Companies involved in international trade are exposed to foreign exchange risk, and since they are sensitive to rate fluctuations, some will try to estimate the timing of the fluctuations or forecast rates themselves.
This exercise is quite complex, because it is virtually impossible to correctly forecast the movements of foreign exchange rates over short-, medium- or long-term periods. But two general theories of foreign exchange rate behaviour are useful in forecasting long-run foreign exchange movements: purchasing power parity and interest rate parity.
1. Purchasing power parity (PPP)
Defined by the Swedish economist G. Cassel in 1918, purchasing power parity (PPP) states that the exchange rate between the domestic currency and any foreign currency will adjust to reflect differences in the inflation rates between them. This means that there is a relationship between inflation rate differentials in two countries and the movements in the foreign exchange rates of these countries’ currencies in the markets.
According to this theory, if, for example, the U.S. inflation rate is higher than the Canadian inflation rate, then the purchasing power of Americans will erode compared to that of Canadians, and the value of the U.S. dollar against the Canadian dollar will be adjusted in the markets to balance the purchasing power of the two currencies.

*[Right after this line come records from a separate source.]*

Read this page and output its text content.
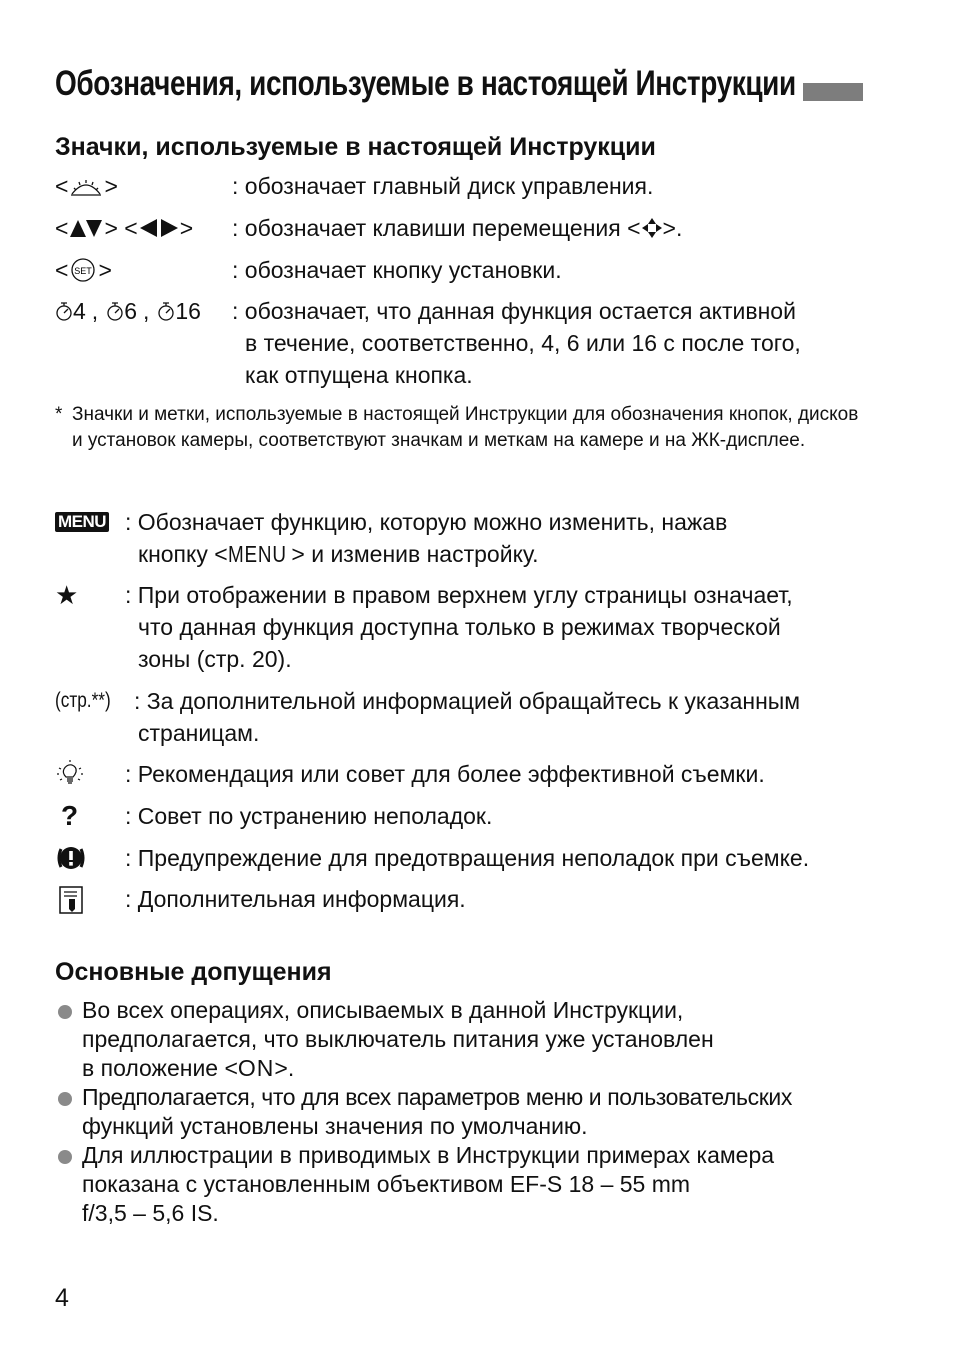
Обозначения, используемые в настоящей Инструкции
Значки, используемые в настоящей Инструкции
< >	: обозначает главный диск управления.
< > < > : обозначает клавиши перемещения < >.
< SET >	: обозначает кнопку установки.
4 , 6 , 16 : обозначает, что данная функция остается активной
в течение, соответственно, 4, 6 или 16 с после того,
как отпущена кнопка.
* Значки и метки, используемые в настоящей Инструкции для обозначения кнопок, дисков и установок камеры, соответствуют значкам и меткам на камере и на ЖК-дисплее.
MENU : Обозначает функцию, которую можно изменить, нажав
кнопку <MENU > и изменив настройку.
★ : При отображении в правом верхнем углу страницы означает,
что данная функция доступна только в режимах творческой
зоны (стр. 20).
(стр.**) : За дополнительной информацией обращайтесь к указанным
страницам.
: Рекомендация или совет для более эффективной съемки.
? : Совет по устранению неполадок.
: Предупреждение для предотвращения неполадок при съемке.
: Дополнительная информация.
Основные допущения
Во всех операциях, описываемых в данной Инструкции,
предполагается, что выключатель питания уже установлен
в положение <ON>.
Предполагается, что для всех параметров меню и пользовательских
функций установлены значения по умолчанию.
Для иллюстрации в приводимых в Инструкции примерах камера
показана с установленным объективом EF-S 18 – 55 mm
f/3,5 – 5,6 IS.
4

Theoretically, the adjustment will equal the difference in the two countries’ inflation rates. For example, if inflation is running at six percent in the United States and at three percent in Canada, the Canadian dollar should gain three percent in value against the U.S. dollar.
PPP is based on the notion that high domestic inflation rates will ultimately make exports more expensive to foreigners, make investments more expensive to foreigners and make tourism to that country more expensive to foreigners.
This will cause a drop in demand for a country’s exports, its investments and in tourism, and cause the currency exchange rate to adjust (fall) as the demand for that country’s currency drops.
Exchange rates will continue to adjust, driving the price of the domestic currency downward by as much as it takes to equal the difference in inflation rates. As a result, so the theory holds, a product that costs double what it used to in terms of the domestic currency will still cost as much as it used to in the foreign currency, since a unit of that currency can now buy twice as much of the devalued domestic currency.
However, many factors affect short-term exchange rates in addition to differential inflation rates. Thus, PPP is not a particularly good predictor of short-term exchange rate movements. It does, however, do a fairly good job of predicting general exchange rate changes over the longer term. PPP is based on complicated assumptions.
In the short term, it appears that expectations, interest rate fluctuations and movements of capital have a greater influence on rates than inflation rate differentials do. As a result, many studies have failed to establish the reliability of this theory, and it should therefore only be used in conjunction with other methods, not alone.
2. Interest rate parity (IRP)
Another general theory for forecasting foreign exchange rates is the theory of interest rate parity (IRP) which establishes a direct relationship between the interest rate differential of two countries and the evolution of their foreign exchange rates over time.
IRP theory holds that differences in interest rates between two countries will cause the currency with the higher interest rate to drop in value relative to the lower interest rate currency. The theory holds that this devaluation will occur until the real interest rates in the two countries are equal.
Using this theory, if interest rates were eight percent per annum in one country and only six percent per annum in another country, we would expect the currency in the country with the highest interest rates to fall two percent against the currency of the other country.
If the theory was perfect, an investor depositing funds in a foreign country where interest rates are higher would not profit from this transaction. The movements in foreign exchange rates between the two countries would approximately level the return on investments as time passed.
The IRP theory is based on the notion that high interest rates are driven by high inflation rates (see the PPP above), so a comparatively high interest rate would signal a comparatively high level of inflation.
Therefore, the idea is that investors cannot secure long-term real increases in yield simply by investing in investments with similar risk in another currency. If they could, everyone would shift to the higher yield investments, thereby increasing the supply of the high yield currency to the point where the interest rates would equalize.
Again, as with PPP, IRP does not accurately predict short-term exchange rate changes. However, it is useful in predicting exchange rate changes for high interest rate currencies over the long-term.